Para Jeyke, alguns pontos causaram a desvalorização da técnica e estudo do artista, mas não foi desde o começo. Segundo o profissional, antigamente, o aplicativo era dividido por categorias - cada criador de conteúdo fazia um tipo de vídeo, como dança, comédia ou culinária. No entanto, com a popularidade, isso foi unificado, e o conteúdo de mais engajamento passou a ser necessário para todos: a dança.

“Todos os creators de outras categorias precisavam fazer dança para engajar. Eles tinham milhões de seguidores que gostavam do conteúdo. A bolha deles. Isso desvalorizou muito o profissional, e está passando dos limites. Tem pessoas ensinando passos sem reproduzir direito, tem gente colocando nomenclatura. É uma coisa transmitida totalmente sem fundamento,” explica.


Há salvação para o TikTok?

Apesar de ter diversos problemas, o TikTok não pode ser encarado como algo exclusivamente negativo. Conforme dito anteriormente, a plataforma possibilita a democratização da dança, e pode, inclusive, aumentar o mercado de trabalho dos artistas.

“É uma forma de divulgação,” segundo Flávia Lima. “É um meio de expandir o trabalho, de fazer chegar a mais pessoas, atingir um público que não necessariamente trabalha com dança. É facilitador de algumas coisas, né? E até mesmo gerando alguns tipos de empregos para todas as áreas.”

+++LEIA MAIS: 4 funks brasileiros que estão bombando/ou bombaram no TikTok

Com o TikTok, o trabalho do dançarino não precisa ser impossível para se tornar popular - algo recorrente em tempos anteriores.
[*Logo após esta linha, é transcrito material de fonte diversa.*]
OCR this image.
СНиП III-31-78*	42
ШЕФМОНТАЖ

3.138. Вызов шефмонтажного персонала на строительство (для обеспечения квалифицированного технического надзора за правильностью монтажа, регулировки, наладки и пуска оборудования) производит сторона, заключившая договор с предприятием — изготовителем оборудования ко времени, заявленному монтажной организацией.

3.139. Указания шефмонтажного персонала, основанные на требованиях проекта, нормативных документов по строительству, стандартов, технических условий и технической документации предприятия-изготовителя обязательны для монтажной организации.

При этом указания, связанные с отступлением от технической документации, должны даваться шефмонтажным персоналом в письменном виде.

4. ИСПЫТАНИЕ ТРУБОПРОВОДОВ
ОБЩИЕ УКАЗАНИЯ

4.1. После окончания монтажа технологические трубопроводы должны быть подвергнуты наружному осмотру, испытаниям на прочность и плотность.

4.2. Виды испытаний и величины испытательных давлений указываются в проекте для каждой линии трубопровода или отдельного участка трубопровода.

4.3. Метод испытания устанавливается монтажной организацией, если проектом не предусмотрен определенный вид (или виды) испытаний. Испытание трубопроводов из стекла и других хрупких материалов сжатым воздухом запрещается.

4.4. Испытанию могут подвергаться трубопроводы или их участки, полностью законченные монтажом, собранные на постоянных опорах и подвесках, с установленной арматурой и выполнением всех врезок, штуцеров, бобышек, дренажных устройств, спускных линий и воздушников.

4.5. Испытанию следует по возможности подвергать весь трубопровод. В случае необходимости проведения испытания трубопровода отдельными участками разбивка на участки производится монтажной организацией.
Para Caco Aniceto, a plataforma tem um lado muito positivo: “Todo mundo dança agora. Antes o vídeo viral impressionava porque as pessoas não conseguiam fazer. Agora o que viraliza é algo que gosto e me imagino fazendo. Sinto vontade de fazer também. É promissor se você olhar para o tanto de cliente chegando.” 

O coreógrafo também cita o mercado musical como potencializador: “O cantor faz uma música pensando em quem vai dançar. Como mercado, precisamos organizar para os números serem convertidos em dinheiro, mas o saldo é positivo. A galera da música está começando a pensar com mais carinho nos profissionais. Quando eu falo carinho, eu falo dinheiro.” 

Jeyke (Foto: Enzo Faé)

Uma importante discussão na cena da dança  envolve as redes sociais e a comercialização, vista por muitos como fazer do trabalho superficial, apenas com o intuito de ter sucesso, números de visualização e curtidas. Para Jeyke, a crítica ao uso das plataformas é necessária, mas precisa ser acompanhada de uma sugestão de mudança: 

"Concordo com a intervenção dos dançarinos, mas minha ideia é que eles olhem para isso como uma oportunidade, e não como problema. O estudo, informação, estrutura e energia colocada pela pessoa naquilo não pode ser transformado em raiva. É preciso se posicionar, explicar o motivo e tentar ver oportunidade."

+++LEIA MAIS: 7 músicas brasileiras que estão bombando no TikTok

Jeyke continua: “De alguma forma, você tem que comercializar, mas consegue fazer do seu jeito, não necessariamente seguir o outro porque deu número. Pode seguir linha de algoritmo, trends… Ela tá aí para você criar o que quiser. É um cartão de visita para as pessoas te conhecerem. Quando você quer ser um profissional da dança você está fazendo para o outro.”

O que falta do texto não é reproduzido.